Le rapport indique qu’ « Entre 2006 et 2013, la hausse des dépenses a résulté pour les 3/4 de celle du nombre d’actes prescrits par les médecins (et dans quelques cas par les infirmiers et masseurs-kinésithérapeutes eux-mêmes, ces derniers fixant en outre le nombre de séances quand le médecin ne l’a pas fait) »   

« Malgré l’envolée des dépenses, l’analyse de leurs déterminants souffre de lacunes préjudiciables. Si le recours à ces soins paramédicaux s’intensifie avec l’âge, surtout pour les actes infirmiers, la portée du vieillissement de la population n’est pas mesurée. L’intensité de la charge en soins liée aux affections de longue durée n’est pas documentée. La réalité et l’ampleur des transferts de prise en charge de l’hôpital vers les auxiliaires médicaux ne sont pas suivies. »

Ceci montre bien que l’augmentation des dépenses en kinésithérapie est essentiellement liée à une évolution des besoins de la population et au virage ambulatoire pris par la politique de Santé Publique telle que l’a explicité La Ministre de la Santé, Marisol Tourraine, lors de son intervention sur France Info le 28 Septembre 2015  « Nous avons besoin que nos concitoyens soient d’avantage pris en charge en ville  à leur domicile, …il est normal qu’il y ait une augmentation du nombre des actes réalisés par les kinés et les infirmiers, » sinon les citoyens iront «  à l’hôpital, en revanche il faut s’assurer que cela corresponde à des actes nécessaires et utiles, il y aura donc des contrôles »

Il est dit aussi que cela se justifie en partie, par une augmentation des « revalorisations d’actes entrainées par les renégociations conventionnelles avec l’assurance maladie ». Mais dans le rapport il est précisé « Celui des masseurs-kinésithérapeutes a augmenté de 12 % en euros constants, soit une progression de 0,9 % en moyenne annuelle, qui recouvre cependant une baisse sur la période 2007-2013 »

L’URPS MKLB aurait été très intéressée que La cour des comptes fasse son travail jusqu’au bout, et qu’elle puisse nous dire l’économie que nous permettons de faire à la sécurité sociale en accompagnant la politique du retour à domicile précoce ! Au contraire elle souhaite que nous augmentions notre temps de travail sans coûter plus cher!
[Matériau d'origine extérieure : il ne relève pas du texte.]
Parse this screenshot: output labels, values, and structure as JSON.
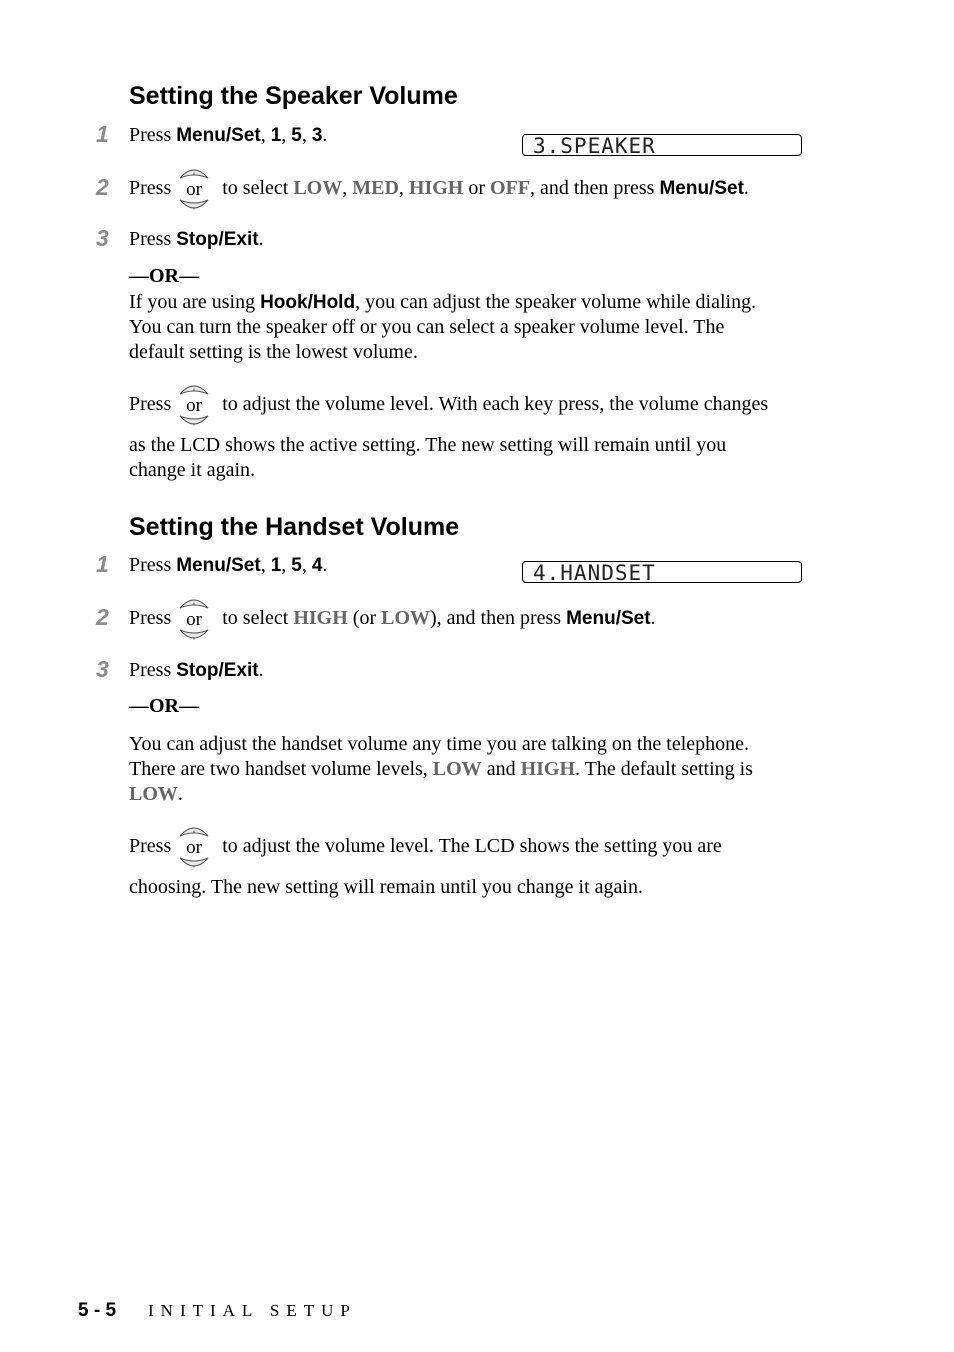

Ce rapport a fait réagir aussi le directeur du service de lutte contre les fraudes de la caisse nationale Mr FENDER . Dans « Le Parisien », ce dernier appelle à ne pas faire « d’amalgames », estimant que « la grande majorité » des professionnels de santé « sont honnêtes ». Il précise cependant que certains départements font l’objet d’une surveillance spécifique de part la densité de professionnels particulièrement forte sur ces territoires. C’est le cas notamment de la Martinique, les Bouches-du-Rhône ou certains départements d’Ile-de-France .

 

L’ URPS des masseurs kinésithérapeutes de Bretagne est bien consciente de la nécessaire maîtrise des dépenses, mais sans être dans ce genre de communication stigmatisante reprise par les médias. Cette maîtrise ne doit pas être au détriment, comme le laisse présager les recommandations de la cour des comptes, de la qualité des soins nécessaires à la population, et particulièrement des patients les plus fragiles, dont la qualité de vie dépend de soins quotidiens de masso-kinésithérapie. L’URPS des masseurs-kinésithérapeutes libéraux de Bretagne reste donc vigilante sur les mesures qui pourraient suivre ce rapport.